In celebration of the fabulous article and picture of her in The Independent, and to illustrate her diversity, I thought I would share the review she wrote of one of my talks last year...
I was lucky enough to be invited to the September meeting of the New Eastbourne Writers by their guest speaker, celebrity biographer Nigel Goodall. This wasn’t the first time I’d heard Nigel talk so I was very excited to go along and listen to some more of his stories, and see if I could pick up some more advice about how to help my own writing career, and I wasn’t disappointed.
Nigel began the evening with an overview of how he got to where he is now, and how during a break from his “day job” as a graphic designer, he got an unexpected opportunity to write a Cliff Richard book that he only ever thought of as a one-off, and never the springboard for a career in writing. He told us how he came to write a few more pop music books to pay the rent during a lull in his graphic design career and ended up writing biographies about some of the biggest names in showbusiness.
It was fascinating to hear about the pitfalls and the intricacies of the publishing business and how his first serious biography about Winona Ryder took over two years to reach the bookshelves. Nigel described how he overcame the problems and disappointments of the original publisher of his book going into liquidation just two weeks before the book was due to be published!

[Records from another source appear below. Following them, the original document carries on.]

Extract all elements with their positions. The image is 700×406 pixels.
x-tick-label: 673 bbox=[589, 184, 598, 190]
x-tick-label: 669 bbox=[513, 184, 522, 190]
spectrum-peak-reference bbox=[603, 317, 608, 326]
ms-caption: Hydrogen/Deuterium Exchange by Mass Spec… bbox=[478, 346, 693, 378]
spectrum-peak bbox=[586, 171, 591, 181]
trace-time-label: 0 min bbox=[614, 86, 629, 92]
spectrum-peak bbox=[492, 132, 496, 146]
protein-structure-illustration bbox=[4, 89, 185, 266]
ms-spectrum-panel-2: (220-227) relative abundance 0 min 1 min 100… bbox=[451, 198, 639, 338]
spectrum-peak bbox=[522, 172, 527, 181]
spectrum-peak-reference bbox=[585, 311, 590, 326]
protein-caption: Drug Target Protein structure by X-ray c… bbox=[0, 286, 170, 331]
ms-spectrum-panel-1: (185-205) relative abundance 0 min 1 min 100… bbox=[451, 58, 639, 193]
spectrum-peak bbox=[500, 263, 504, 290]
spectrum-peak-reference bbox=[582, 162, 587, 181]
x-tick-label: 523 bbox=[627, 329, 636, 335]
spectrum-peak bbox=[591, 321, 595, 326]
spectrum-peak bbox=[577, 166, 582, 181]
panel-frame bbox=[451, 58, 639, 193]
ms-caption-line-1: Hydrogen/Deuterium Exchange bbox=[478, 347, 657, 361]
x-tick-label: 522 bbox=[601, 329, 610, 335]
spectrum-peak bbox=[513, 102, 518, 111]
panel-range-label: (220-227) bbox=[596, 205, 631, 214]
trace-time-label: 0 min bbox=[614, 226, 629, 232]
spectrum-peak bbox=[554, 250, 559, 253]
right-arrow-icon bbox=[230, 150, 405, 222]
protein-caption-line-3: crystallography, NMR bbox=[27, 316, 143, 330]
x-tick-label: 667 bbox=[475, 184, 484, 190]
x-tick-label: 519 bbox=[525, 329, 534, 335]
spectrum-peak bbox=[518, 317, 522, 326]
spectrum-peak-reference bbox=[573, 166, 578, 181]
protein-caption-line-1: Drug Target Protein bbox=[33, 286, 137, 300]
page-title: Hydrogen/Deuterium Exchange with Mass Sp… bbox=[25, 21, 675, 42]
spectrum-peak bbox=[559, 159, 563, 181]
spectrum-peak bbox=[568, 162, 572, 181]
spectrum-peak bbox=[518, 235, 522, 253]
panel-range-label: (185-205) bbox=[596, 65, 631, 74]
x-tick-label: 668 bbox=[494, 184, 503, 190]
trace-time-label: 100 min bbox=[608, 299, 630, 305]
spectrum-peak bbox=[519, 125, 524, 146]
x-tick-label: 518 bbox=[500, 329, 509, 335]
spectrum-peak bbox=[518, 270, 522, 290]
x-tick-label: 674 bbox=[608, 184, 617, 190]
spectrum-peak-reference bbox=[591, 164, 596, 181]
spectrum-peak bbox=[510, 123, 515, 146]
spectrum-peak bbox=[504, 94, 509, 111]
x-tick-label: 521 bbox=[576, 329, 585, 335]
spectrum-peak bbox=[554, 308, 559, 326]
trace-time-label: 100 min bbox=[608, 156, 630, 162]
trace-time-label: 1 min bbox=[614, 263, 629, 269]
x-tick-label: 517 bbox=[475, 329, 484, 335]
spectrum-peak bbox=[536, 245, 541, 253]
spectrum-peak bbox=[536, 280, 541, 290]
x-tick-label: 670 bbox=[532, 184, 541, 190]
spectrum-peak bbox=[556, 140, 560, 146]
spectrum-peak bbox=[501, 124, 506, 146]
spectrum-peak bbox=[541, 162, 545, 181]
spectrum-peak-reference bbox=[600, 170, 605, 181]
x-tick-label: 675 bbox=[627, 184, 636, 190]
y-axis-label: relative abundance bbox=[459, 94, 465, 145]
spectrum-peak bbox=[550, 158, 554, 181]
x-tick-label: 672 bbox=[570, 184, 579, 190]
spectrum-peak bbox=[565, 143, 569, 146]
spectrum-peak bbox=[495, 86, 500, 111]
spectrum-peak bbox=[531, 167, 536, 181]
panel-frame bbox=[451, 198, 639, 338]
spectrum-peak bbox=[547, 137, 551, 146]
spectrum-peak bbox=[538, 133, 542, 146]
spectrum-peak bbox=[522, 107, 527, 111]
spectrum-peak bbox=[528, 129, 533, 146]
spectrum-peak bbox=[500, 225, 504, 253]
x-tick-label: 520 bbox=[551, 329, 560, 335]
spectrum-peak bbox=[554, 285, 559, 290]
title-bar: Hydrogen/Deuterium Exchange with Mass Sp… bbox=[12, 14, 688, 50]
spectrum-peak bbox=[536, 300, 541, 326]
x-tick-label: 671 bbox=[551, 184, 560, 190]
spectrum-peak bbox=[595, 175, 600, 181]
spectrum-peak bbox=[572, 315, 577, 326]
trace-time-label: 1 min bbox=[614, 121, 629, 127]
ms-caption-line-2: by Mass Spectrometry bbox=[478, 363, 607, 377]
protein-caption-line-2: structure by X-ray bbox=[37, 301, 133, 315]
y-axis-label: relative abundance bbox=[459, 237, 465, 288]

Nigel had so many funny stories about his different books, such as how he had to pad out his Fearne Cotton biography with stories about other celebrities as the word count was about 10,000 words short of publishing requirements; and how his book on David Tennant received literally terrible reviews everywhere, was boycotted by the Doctor Who Fan Club and even had a scathing blog dedicated to the book and himself! But receiving bad reviews, Nigel said, is not the end of the world. Tennant was the prize example. The book recouped its money in two months, never had any returns, completely sold out and became a bestseller. "And all that without one decent review!" Nigel also had some other amazing insights to share about approaching some of his biography subjects via their agents, and the frustrating routine of having potential interviewees change their mind after being warned off by the celebrity or their reps.
Something that interested me was the part of his talk about ebooks, and how it has affected the publishing industry. For instance, there are many digital distributors and publishers that will now take your book and convert it into all formats from the Kindle to the iPad - and make it available on sites like Amazon, iBooks, WHSmith and Waterstones. Some, like Andrews UK who have converted some of Nigel's bestsellers into ebooks, will even design a cover for you. The only drawback in the print vs digital war is that an author will have to self-publicise and self-market his/her own work, unlike print publishing where all the marketing and pr is part and parcel of a publishing deal. As Nigel explained, ebook publishing has its advantages and disadvantages. The joy of ebook self-publishing, he explained, is the freedom you have with writing your story. No deadlines, no editors screaming at you and no extra hidden costs deducted from royalties.
But overall, as Nigel pointed out, during his 90 minute talk, there has never been a better time for new unpublished writers, who perhaps dream of becoming the next JK Rowling or Stephenie Meyer. Suddenly writers are not faced with rejection letters if self publishing on Amazon. But its also changed for readers too. With so many now using Amazon’s self publishing platform, without the need for a publisher or distributor, there will obviously be some titles with sub-standard writing, editing and poor story-telling. He had some really useful advice for the group about how to go about getting published and how to market yourself using social networks like Facebook and Twitter, as well as giving details about his website.
Some key advice which I took on board was to know your audience. Know who you are aiming your stories at and to make sure you cater for the right market. And if you want to get into print, research the publishers so that you know you are submitting your story to the right publisher. No point in sending a romantic novel to a publisher of sci-fi fiction. What was really interesting about Nigel’s talk was that he made the impossible sound possible. He had, he said, travelled the world, appeared on TV in different countries and had his stories of the famous published the world over in different languages and formats.
Nigel concluded his talk by saying he literally has had been very lucky and had thoroughly enjoyed every moment of what he called a fantastic trip, doing and achieving things he never thought were feasible, and visited places he never dreamed of visiting. He encouraged everyone at the talk to follow their heart and passion, that if you think you have a story to tell, then you should write it down and turn it into a book. Today it is a lot easier to get published than it was when he started twenty years ago. And you never know where it will lead, which is something I can definitely agree with as I am sure most other members of N.E.W can!